Gov. Tony Evers, Lt. Gov. Mandela Barnes, and a group of African-American legislators kicked off Black History Month in Wisconsin with a press conference in the rotunda of the state Capitol building on Feb. 1.
“Today, we are present with a new opportunity in the state of Wisconsin … just look behind me … it’s a new day in the state of Wisconsin,” State Rep. Shelia Stubbs said, motioning to the group of legislators behind her. “This is what change looks like. Doesn’t it look good? Doesn’t it feel good?
“It’s a wonderful opportunity we will have to heal our families after generations of abuse and neglect and trauma. We, collectively, have an opportunity to transform our communities with passion and with love,” she added. “More importantly, we have the opportunity to invest in our communities with health care and education and more with the leadership of our newly elected Democratic Governor Tony Evers and our newly elected Lt. Gov. Mandela Barnes.”
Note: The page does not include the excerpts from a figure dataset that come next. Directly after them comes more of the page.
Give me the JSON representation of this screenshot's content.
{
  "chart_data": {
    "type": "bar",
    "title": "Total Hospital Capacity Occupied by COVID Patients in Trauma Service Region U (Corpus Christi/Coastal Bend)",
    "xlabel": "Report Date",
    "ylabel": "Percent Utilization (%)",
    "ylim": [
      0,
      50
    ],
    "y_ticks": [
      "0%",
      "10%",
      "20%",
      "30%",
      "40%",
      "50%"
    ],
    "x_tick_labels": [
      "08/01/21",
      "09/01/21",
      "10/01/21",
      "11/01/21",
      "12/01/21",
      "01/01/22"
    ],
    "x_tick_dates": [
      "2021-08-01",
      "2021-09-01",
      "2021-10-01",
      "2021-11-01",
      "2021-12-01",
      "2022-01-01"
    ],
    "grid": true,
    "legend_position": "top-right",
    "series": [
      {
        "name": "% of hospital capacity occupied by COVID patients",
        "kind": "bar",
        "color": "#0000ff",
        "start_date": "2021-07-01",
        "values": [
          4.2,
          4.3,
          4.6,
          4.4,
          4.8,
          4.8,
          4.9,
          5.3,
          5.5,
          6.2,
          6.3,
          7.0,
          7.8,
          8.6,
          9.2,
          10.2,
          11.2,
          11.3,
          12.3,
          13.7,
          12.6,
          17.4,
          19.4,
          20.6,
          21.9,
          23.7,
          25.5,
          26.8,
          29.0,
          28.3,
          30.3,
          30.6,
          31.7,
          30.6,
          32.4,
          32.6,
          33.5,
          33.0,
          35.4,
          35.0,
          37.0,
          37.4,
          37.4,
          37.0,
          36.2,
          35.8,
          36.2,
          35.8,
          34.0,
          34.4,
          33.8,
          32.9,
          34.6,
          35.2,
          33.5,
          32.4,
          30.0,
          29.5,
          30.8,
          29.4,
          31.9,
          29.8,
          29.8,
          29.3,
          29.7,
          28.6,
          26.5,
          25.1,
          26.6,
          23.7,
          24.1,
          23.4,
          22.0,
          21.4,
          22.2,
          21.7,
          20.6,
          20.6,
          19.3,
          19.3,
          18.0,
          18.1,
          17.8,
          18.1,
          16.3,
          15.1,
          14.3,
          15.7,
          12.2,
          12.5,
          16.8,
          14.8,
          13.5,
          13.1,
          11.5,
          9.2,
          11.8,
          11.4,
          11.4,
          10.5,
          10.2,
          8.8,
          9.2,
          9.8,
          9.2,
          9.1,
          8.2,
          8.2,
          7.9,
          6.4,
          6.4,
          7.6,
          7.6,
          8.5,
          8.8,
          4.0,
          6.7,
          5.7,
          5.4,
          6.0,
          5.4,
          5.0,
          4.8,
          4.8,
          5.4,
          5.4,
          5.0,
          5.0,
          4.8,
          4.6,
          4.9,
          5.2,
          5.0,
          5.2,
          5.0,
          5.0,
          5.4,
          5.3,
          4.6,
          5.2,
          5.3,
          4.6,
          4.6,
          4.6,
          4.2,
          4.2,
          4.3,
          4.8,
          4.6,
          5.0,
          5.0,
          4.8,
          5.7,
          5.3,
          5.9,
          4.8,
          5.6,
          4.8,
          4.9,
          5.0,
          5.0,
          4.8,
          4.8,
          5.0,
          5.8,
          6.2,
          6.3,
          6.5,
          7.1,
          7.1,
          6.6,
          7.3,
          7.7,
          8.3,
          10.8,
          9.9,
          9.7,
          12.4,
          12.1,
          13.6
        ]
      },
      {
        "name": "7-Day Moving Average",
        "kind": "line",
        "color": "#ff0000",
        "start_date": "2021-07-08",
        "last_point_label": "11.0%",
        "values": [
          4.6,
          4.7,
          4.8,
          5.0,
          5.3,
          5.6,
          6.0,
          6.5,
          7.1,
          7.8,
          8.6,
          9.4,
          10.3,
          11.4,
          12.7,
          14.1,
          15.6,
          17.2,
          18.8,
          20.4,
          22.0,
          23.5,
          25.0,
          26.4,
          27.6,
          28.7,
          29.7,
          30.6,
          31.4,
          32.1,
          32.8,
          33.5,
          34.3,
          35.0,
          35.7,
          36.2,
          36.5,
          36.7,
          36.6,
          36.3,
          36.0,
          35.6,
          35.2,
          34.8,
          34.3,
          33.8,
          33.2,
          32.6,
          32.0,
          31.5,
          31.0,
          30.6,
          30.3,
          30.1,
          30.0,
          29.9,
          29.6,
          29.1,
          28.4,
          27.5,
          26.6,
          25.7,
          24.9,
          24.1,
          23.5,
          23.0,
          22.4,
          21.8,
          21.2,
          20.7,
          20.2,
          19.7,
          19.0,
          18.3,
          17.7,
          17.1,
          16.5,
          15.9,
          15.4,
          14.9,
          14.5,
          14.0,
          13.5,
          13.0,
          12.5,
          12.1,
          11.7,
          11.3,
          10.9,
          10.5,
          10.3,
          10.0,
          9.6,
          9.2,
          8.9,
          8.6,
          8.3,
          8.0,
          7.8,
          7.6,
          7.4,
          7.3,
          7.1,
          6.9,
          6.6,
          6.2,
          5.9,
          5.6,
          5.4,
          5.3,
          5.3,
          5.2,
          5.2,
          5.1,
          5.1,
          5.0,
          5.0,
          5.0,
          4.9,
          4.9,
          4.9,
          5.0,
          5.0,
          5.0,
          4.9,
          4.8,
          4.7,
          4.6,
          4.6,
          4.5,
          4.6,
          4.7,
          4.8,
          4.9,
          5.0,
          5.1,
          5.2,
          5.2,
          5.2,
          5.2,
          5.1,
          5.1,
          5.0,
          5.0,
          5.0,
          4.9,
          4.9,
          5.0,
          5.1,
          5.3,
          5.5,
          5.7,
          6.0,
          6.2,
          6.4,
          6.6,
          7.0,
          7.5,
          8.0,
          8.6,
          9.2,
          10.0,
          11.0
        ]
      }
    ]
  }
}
Evers and Barnes, at the invitation of Stubbs, joined the members of the Legislative Black Caucus that included Reps. David Crowley, D-Milwaukee, Kalan Haywood, D-Milwaukee, David Bowen, D-Milwaukee and Jason Fields, D-Milwaukee.
“In the end, black history, American history, world history was made by people who looked just like us meeting like we are today and striving for the betterment of all of our communities and people,” said Crowley, who represents the 17th district in Milwaukee.
Crowley introduced Haywood who at age 19 is the youngest African-American serving in the state Legislature.
“It’s an absolute honor to walk in this building every day and to be the youngest African American ever to be elected to a state office,” Haywood said. “It wouldn’t have happened for me without the great trailblazers that came before me that paved the way. They kicked the door in and I came in behind them. It was a great opportunity for me but also a duty for me to kick the door open even wider.”
Haywood quoted Dr. Martin Luther King from a speech he gave to an audience in Montgomery, Alabama in 1957: “Life’s most persistent and urgent question is, ‘What are you doing for others?’“
“I am a public servant … because, at the end of the day, it’s all about public service,” Haywood said. “My challenge to you here today as we move forward with Black History Month and as we move forward with 2019, let’s make this a year of service. Every day, we have the challenge of what we can do for others. If we all move forward with that mindset, I can guarantee you that the end of 2019 will be different from the end of 2018, and 2020 is going to look different than 2019.
The event at the Capitol was the first in a month-long celebration of black history. Each week throughout the month, members of the Caucus will hold events based on themes affecting the black community. The week of Feb. 4 will feature events from Reps. Fields and Haywood on economic development and opportunities; the week of Feb. 11 will feature Senator Johnson and Representative Crowley on health and mental health. Myers and Stubbs will put on events on education and families in the week of Feb. 18, and Senator Lena Taylor and Rep. Bowen will put on events in the week of Feb. 25 on criminal justice. The month wraps up the annual Lobby Day at the Wisconsin State Capitol on Feb. 28.
Gov. Evers told the crowd at the Black History Month kickoff event that he was honored to be speaking at the event with Lt. Gov. Mandela Barnes, “the first black Lt. Gov. and the highest-elected African American in the history of our state.”
“Black History Month is a chance to celebrate and remember the critical contributions of our African-American Wisconsinites and also throughout America,” Evers said. “It’s also probably more important to reflect upon and acknowledge and take ownership of our state and our country’s history. It’s a stark reminder for me, personally, of how much work we still have to do. Let’s celebrate but not just dwell on the progress we have made … by recognizing and renewing our commitment to equality, equity, diversity and inclusion for everybody, every day, for our future.
“From issues around the state’s achievement gap to criminal justice reform to reducing corrections spending to increasing housing affordability and accessibility to improving the health conditions of African-American women, in particular … we’re still a far, far ways out from where we should be,” Evers added. “[We have] a lot of work to do and that’s what history is all about. Learning from history … certainly celebrating and acknowledging our past and moving forward in a really productive way.”
Barnes told the crowd that “we’ve gotten to a place, but we still have very far to go.”
“In 2019, I want people to realize that this is the 400th anniversary of the arrival of enslaved Africans in the British colony of Jamestown, Virginia. In the state of Wisconsin, we’ve made a lot of progress, but we still have a lot of work to do,” he said. “Unfortunately, we are home to some of the worst racial disparities in education, health care access, economics and incarceration.
“We have strong members of the Legislature and probably the most diverse members of the state Assembly that we’ve had in a long time, if not ever. It’s important for us to have unique voices at the table,” he added. “I want to thank the Black Caucus for inviting me to be here today. It’s such an honor to kick off Black History Month with Gov. Evers. We are better because of the endless contributions made by African Americans here in Wisconsin throughout our history.”